How Is Flux Calculated in a Toroid with Variable Radius?

[Knissp]

Homework Statement

The question gives a coil of N turns carrying a current of I Amperes wound on a ring with rectangular cross section of inner radius r1 and outer radius r2 and height h. The ring has magnetic permeability mu. What is the flux in webbers?

Homework Equations

Ampere's Law:
Closed Integral (B * ds) = mu * I

The Attempt at a Solution

My problem is mostly a conceptual one since I have all the equations for sure.

flux = closed integral (B * dA)
integral (B * ds) = B integral (ds) = B (2 pi r) = mu * N * I
since it has N loops

B is not constant, so for flux we must integrate:
flux = integral (B dA) = integral (mu*N*I/(2 pi r) dA)

This is where I'm confused:
the solution says:
"The area element dA can be expressed as dA = h dr where h is the height of the rectangular cross section."
Then it proceeds to integrate from r1 to r2 to get: flux = N*I*h/(2 pi)*mu*ln(r2/r1) and the question is solved. But I don't understand how that substitution can be made. Doesn't that imply dA/dr = h so A is a function of r, or A = hr + c??

Any help will be appreciated greatly.

 

[anathema]

First of all, it's great that you have all the equations and are working towards a solution! Let's go through the problem step by step to understand the solution better.

1. First, let's define the problem. We have a coil of N turns carrying a current I, wound on a ring with a rectangular cross section. The ring has inner radius r1, outer radius r2, and height h. We want to find the flux in webbers.

2. Next, let's identify the relevant equation for this problem. From Ampere's Law, we know that the closed integral of B * ds is equal to mu * I. This means that the magnetic field B is related to the current I and the magnetic permeability mu.

3. Now, let's think about the flux. Flux is defined as the closed integral of B * dA, where dA is the area element. In this case, the area element is a small rectangle on the surface of the ring. Since the ring has a rectangular cross section, the area element can be expressed as dA = h * dr, where h is the height of the rectangular cross section and dr is a small change in radius.

4. We can now substitute this expression for dA into the equation for flux: flux = integral (B * dA) = integral (B * h * dr). Since we know that B is related to I and mu, we can substitute in the expression from Ampere's Law: flux = integral (mu * I * h * dr).

5. To solve this integral, we need to determine the limits of integration. We know that the magnetic field B is not constant, so we need to integrate over the entire surface of the ring. This means that we need to integrate from the inner radius r1 to the outer radius r2.

6. Now, we can solve the integral: flux = integral (mu * I * h * dr) = mu * I * h * integral (dr) = mu * I * h * (r2 - r1).

7. Finally, we can simplify this expression to get the final solution: flux = mu * N * I * h * (r2 - r1) / (2 * pi).

I hope this helps to clarify the solution for you.

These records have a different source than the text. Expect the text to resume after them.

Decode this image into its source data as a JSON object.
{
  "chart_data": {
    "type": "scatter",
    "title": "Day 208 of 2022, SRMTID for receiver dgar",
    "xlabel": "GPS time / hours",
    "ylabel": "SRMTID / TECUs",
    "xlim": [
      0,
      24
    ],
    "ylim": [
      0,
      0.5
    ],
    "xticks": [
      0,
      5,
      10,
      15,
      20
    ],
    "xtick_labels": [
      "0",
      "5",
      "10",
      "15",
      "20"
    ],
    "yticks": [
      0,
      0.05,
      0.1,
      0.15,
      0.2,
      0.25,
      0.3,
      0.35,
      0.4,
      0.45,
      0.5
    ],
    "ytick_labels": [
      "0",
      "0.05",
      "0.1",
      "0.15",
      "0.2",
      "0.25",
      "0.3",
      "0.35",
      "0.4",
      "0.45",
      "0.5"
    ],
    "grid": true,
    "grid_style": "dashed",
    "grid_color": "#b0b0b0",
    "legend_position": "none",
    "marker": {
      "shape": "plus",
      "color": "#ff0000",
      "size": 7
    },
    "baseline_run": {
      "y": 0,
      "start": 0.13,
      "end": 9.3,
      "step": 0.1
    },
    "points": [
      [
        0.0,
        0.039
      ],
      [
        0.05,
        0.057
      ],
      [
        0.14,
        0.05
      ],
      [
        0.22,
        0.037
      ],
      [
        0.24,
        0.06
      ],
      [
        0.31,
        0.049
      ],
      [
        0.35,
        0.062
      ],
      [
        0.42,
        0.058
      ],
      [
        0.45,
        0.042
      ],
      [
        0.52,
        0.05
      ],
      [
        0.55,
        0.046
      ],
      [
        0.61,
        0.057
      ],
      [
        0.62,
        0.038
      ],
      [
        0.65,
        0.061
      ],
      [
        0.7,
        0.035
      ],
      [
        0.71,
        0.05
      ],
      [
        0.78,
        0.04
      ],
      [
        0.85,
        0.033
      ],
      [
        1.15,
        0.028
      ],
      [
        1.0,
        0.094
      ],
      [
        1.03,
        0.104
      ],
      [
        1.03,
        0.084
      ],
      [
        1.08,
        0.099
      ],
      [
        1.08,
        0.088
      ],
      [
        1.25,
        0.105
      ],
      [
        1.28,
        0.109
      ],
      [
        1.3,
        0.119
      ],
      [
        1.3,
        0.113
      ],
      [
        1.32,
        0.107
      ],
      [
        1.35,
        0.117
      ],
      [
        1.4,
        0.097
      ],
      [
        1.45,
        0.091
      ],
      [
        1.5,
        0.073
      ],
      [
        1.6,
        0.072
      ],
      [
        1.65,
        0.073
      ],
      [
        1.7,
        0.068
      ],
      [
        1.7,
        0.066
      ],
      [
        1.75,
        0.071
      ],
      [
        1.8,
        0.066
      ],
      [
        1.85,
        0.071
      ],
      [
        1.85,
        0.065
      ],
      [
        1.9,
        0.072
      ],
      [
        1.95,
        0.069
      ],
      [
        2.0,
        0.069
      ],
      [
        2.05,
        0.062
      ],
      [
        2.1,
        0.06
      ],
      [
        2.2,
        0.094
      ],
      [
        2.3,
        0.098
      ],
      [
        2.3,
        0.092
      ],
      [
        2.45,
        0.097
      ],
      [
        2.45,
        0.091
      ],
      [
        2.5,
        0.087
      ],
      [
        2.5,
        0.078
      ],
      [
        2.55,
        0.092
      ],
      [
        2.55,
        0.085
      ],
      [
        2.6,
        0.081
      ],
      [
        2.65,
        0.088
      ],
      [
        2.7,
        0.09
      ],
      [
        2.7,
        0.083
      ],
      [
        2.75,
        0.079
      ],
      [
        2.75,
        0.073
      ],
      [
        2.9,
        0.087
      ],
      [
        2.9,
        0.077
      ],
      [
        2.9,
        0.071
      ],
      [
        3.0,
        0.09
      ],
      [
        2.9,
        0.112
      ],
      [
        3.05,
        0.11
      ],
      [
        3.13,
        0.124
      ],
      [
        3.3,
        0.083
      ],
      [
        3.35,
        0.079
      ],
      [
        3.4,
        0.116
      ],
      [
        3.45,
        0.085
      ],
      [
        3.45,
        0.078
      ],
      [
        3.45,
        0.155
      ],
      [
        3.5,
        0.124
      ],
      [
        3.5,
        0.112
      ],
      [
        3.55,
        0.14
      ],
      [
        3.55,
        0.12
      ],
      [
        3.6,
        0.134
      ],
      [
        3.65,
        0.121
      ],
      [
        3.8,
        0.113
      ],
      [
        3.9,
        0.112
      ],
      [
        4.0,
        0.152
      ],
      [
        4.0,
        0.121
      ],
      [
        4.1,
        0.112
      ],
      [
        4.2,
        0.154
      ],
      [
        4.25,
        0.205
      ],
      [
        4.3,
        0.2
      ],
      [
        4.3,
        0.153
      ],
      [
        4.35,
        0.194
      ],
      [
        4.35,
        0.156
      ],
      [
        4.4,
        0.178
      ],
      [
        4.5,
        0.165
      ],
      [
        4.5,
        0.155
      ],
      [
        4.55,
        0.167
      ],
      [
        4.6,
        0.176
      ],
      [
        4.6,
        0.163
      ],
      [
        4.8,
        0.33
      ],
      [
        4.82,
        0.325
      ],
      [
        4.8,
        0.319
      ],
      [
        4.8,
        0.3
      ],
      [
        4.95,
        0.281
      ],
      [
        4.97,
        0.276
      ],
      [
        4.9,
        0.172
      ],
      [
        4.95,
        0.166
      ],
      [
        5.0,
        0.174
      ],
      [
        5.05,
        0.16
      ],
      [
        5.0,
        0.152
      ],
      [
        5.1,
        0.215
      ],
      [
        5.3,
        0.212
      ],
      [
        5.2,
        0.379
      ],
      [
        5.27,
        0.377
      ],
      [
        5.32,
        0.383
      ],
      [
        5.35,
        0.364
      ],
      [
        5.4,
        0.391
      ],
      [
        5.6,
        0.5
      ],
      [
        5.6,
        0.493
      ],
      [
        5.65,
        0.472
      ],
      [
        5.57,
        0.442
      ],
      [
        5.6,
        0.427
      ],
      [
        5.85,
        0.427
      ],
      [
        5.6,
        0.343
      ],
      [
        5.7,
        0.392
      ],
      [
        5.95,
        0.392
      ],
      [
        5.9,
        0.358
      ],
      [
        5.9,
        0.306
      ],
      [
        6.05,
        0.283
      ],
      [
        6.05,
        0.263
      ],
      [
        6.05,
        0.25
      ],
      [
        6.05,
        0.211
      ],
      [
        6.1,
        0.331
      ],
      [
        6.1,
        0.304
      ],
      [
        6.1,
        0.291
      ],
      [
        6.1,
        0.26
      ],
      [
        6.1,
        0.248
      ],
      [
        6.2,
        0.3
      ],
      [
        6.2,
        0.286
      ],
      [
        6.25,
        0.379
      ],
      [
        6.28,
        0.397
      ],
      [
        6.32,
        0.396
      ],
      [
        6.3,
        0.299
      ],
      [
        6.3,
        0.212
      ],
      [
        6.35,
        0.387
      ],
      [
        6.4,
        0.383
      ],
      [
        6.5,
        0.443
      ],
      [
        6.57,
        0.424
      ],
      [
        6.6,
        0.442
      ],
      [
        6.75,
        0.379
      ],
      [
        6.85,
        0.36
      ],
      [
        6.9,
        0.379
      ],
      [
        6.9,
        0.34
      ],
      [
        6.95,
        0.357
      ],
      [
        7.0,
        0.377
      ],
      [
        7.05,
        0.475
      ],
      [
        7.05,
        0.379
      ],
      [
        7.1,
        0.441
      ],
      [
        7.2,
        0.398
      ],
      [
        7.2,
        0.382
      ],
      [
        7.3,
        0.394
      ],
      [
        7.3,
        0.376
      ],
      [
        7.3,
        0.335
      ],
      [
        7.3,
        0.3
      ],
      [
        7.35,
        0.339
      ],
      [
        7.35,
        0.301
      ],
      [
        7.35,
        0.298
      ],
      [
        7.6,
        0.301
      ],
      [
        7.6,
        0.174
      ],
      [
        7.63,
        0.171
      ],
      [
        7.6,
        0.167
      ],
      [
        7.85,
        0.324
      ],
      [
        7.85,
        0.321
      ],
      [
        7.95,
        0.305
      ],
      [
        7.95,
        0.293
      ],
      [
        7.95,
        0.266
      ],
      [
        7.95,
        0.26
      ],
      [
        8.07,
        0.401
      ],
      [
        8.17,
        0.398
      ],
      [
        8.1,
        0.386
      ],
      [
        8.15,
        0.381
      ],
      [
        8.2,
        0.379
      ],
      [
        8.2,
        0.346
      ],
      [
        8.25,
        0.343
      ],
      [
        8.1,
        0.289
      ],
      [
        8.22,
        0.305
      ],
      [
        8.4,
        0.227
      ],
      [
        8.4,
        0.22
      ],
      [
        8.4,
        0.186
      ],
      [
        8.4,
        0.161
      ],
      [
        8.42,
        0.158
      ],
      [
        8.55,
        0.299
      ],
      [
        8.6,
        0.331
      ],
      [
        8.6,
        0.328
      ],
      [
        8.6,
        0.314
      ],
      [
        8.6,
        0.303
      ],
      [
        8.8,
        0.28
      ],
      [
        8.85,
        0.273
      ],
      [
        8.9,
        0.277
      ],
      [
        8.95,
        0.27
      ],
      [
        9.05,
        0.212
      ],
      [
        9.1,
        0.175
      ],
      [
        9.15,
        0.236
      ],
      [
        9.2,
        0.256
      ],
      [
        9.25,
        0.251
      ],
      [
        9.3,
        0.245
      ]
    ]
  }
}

The key concept here is that the area element dA is a small rectangle on the surface of the ring, and can be expressed as dA

 

[Moetasim]

It is correct that the area element dA can be expressed as dA = h dr, where h is the height of the rectangular cross section. This is because in a toroid, the magnetic field lines are confined to the hollow cylindrical region, and the flux through this region is given by the integral of B*dA. Since the area of the cross section is proportional to the radius (A = h*r), we can express dA as h dr.

In this case, we are integrating over the entire cross section from r1 to r2, which means that the limits of integration for r are from r1 to r2. This does not imply that A is a function of r, but rather that the area element dA changes with r as we integrate over the different radii.

To clarify, the expression dA/dr = h does not mean that A itself is a function of r. It simply means that as we change the radius, the area element dA also changes proportionally, with a constant factor of h. Therefore, we can use this substitution in the integral to simplify the calculation.

I hope this helps to clarify the concept. Let me know if you have any further questions.